All the gains from the non-taper event have already been given back. Primary focus: Systemic market risk.
Some further observations:
1. Derivitives and swaps remain off the books. They are virtual unknowns.
2. Huge consolidation occurred in banking and finance since 2008.
3. Risk is now more concentrated than any time in our economic history.
4. Bank reform legislation--D.O.A.-- should have done the opposite, spread risk.
5. The Federal Reserve has no exit strategy from Quantitative Easing.
6. The US economy is in much worse shape than skewed government statistics would indicate.
7. When the next crash occurs, further dramatic easing is not a viable option.
8. The Federal Reserve has painted itself into a corner.
9. Housing has another leg down--more foreclosures on the way.
10.The U.S. dollar is entirely faith based, and the decline will shock the experts.
11.Many complex derivitives are linked to the yield on the 10 year Treasury.
12.A spike in interest rates will cause these phantom contracts to unwind in ways not predicted.
13.40% of all volume on the NYSE and Nasdaq is computer driven.
14.Hal does not always cooperate, which has already been proven recently.
15.The real estate bubble has been transferred directly to equities, courtesy of the Federal Reserve.
16.There are unprecedented levels of complacency in the financial markets.
Summary: Something big gives between now and the middle of November. In the coming scenario, ZNGA, a company with zero utility, will be entirely irrelevant.
Lets be clear the Government is not running things. All this about government spending is bs. GDP proves there is a conspiracy. Greed is problem. Forbes has announced Bill Gates as the richest in the world again. Capitalism is destroying the world because one loses himself instead of putting others needs first.
1. China is our largest creditor, to the tune of $1.25 trillion. Trillion with a T.
2. That is only the widely accepted figure. It is actually a state secret in Beijing.
3. China has no more appetite to increase their holdings of U.S. Treasuries.
4. China is attempting to diversify out of dollar denominated assets.
5. China is now purchasing oil and gas from Russia denominated in renminbi/ruble.
6. That directly threatens the status of the petro dollar, which allowed us to export inflation.
7. The U.S.financial media has completely ignored point #5, and conveniently so.
China also faces their own particular set of challenges.
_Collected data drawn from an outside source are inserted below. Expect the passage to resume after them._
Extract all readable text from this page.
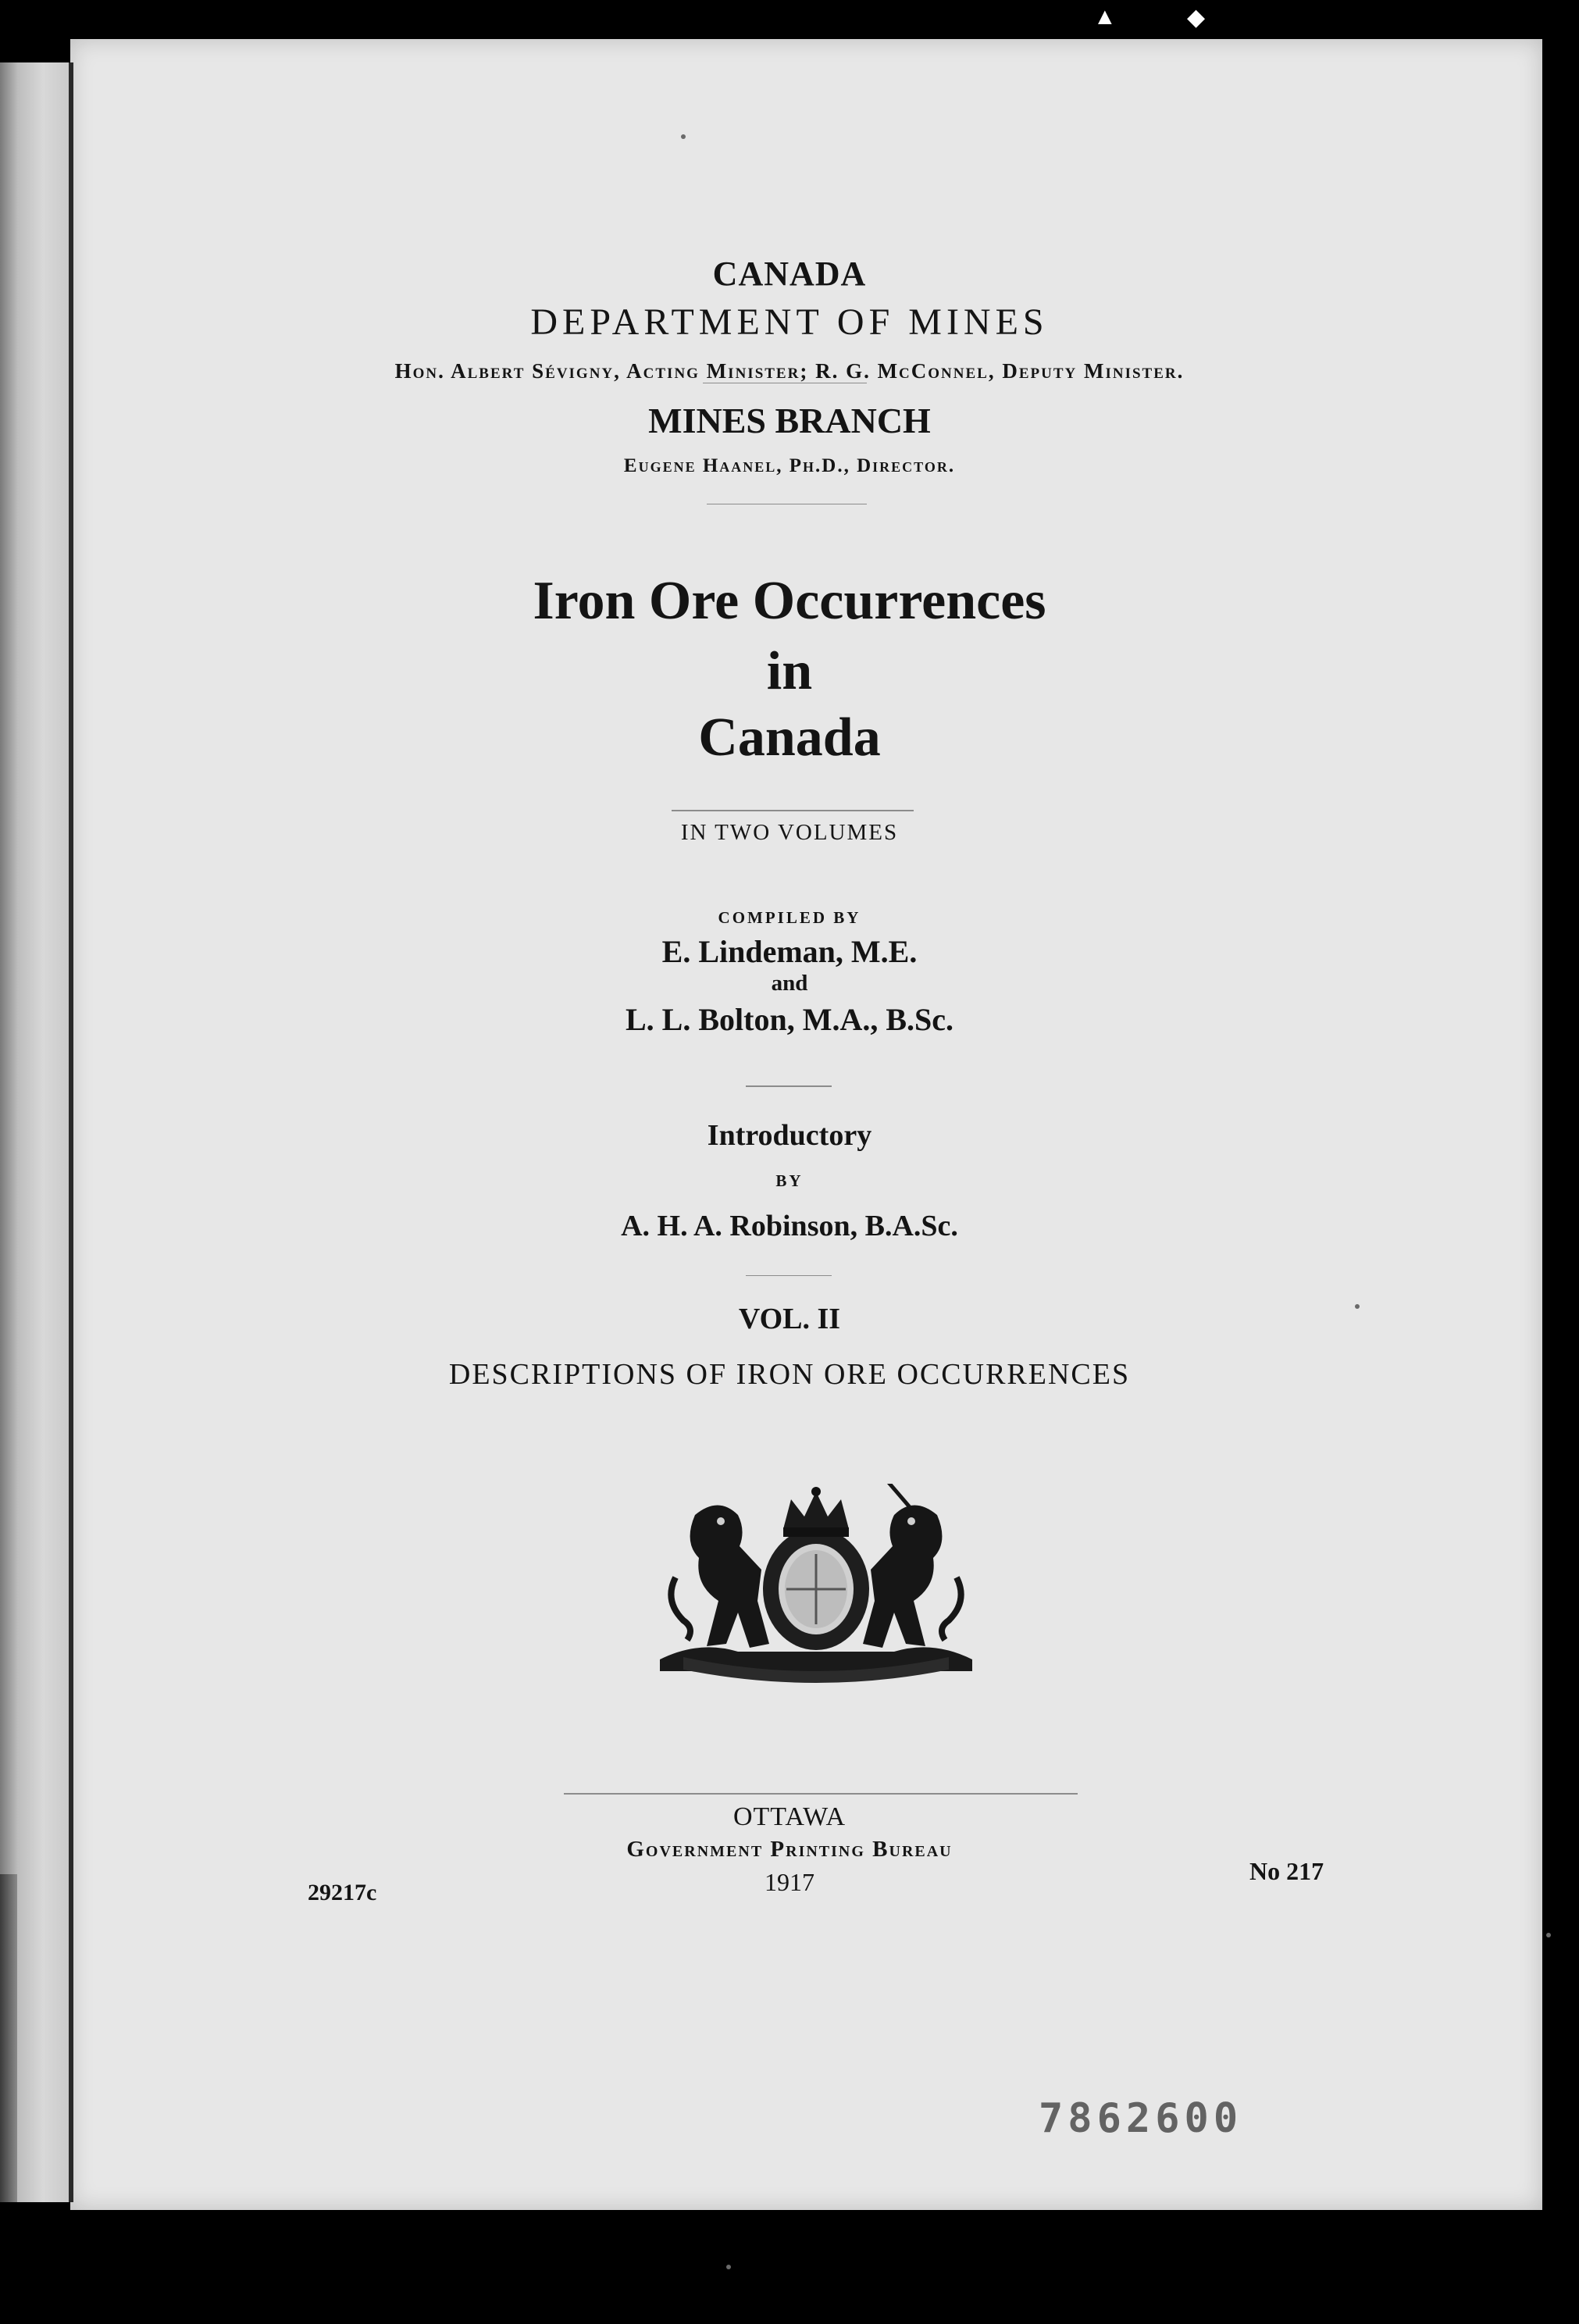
▲	◆
CANADA
DEPARTMENT OF MINES
Hon. Albert Sévigny, Acting Minister; R. G. McConnel, Deputy Minister.
MINES BRANCH
Eugene Haanel, Ph.D., Director.
Iron Ore Occurrences
in
Canada
IN TWO VOLUMES
COMPILED BY
E. Lindeman, M.E.
and
L. L. Bolton, M.A., B.Sc.
Introductory
BY
A. H. A. Robinson, B.A.Sc.
VOL. II
DESCRIPTIONS OF IRON ORE OCCURRENCES
OTTAWA
Government Printing Bureau
1917
29217c
No 217
7862600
Wage and food inflation. Ghost cities.
Inadequate drinking water supplies in the environmental wastelands of the mega metropolises.
A population fed up with one party endemic corruption. The United States cannot rely on China to bail us out. The dollar is rapidly eroding as the world's reserve currency. I would not be surprised in the least if China develops an asset backed renminbi, which would be a direct threat to the dollar.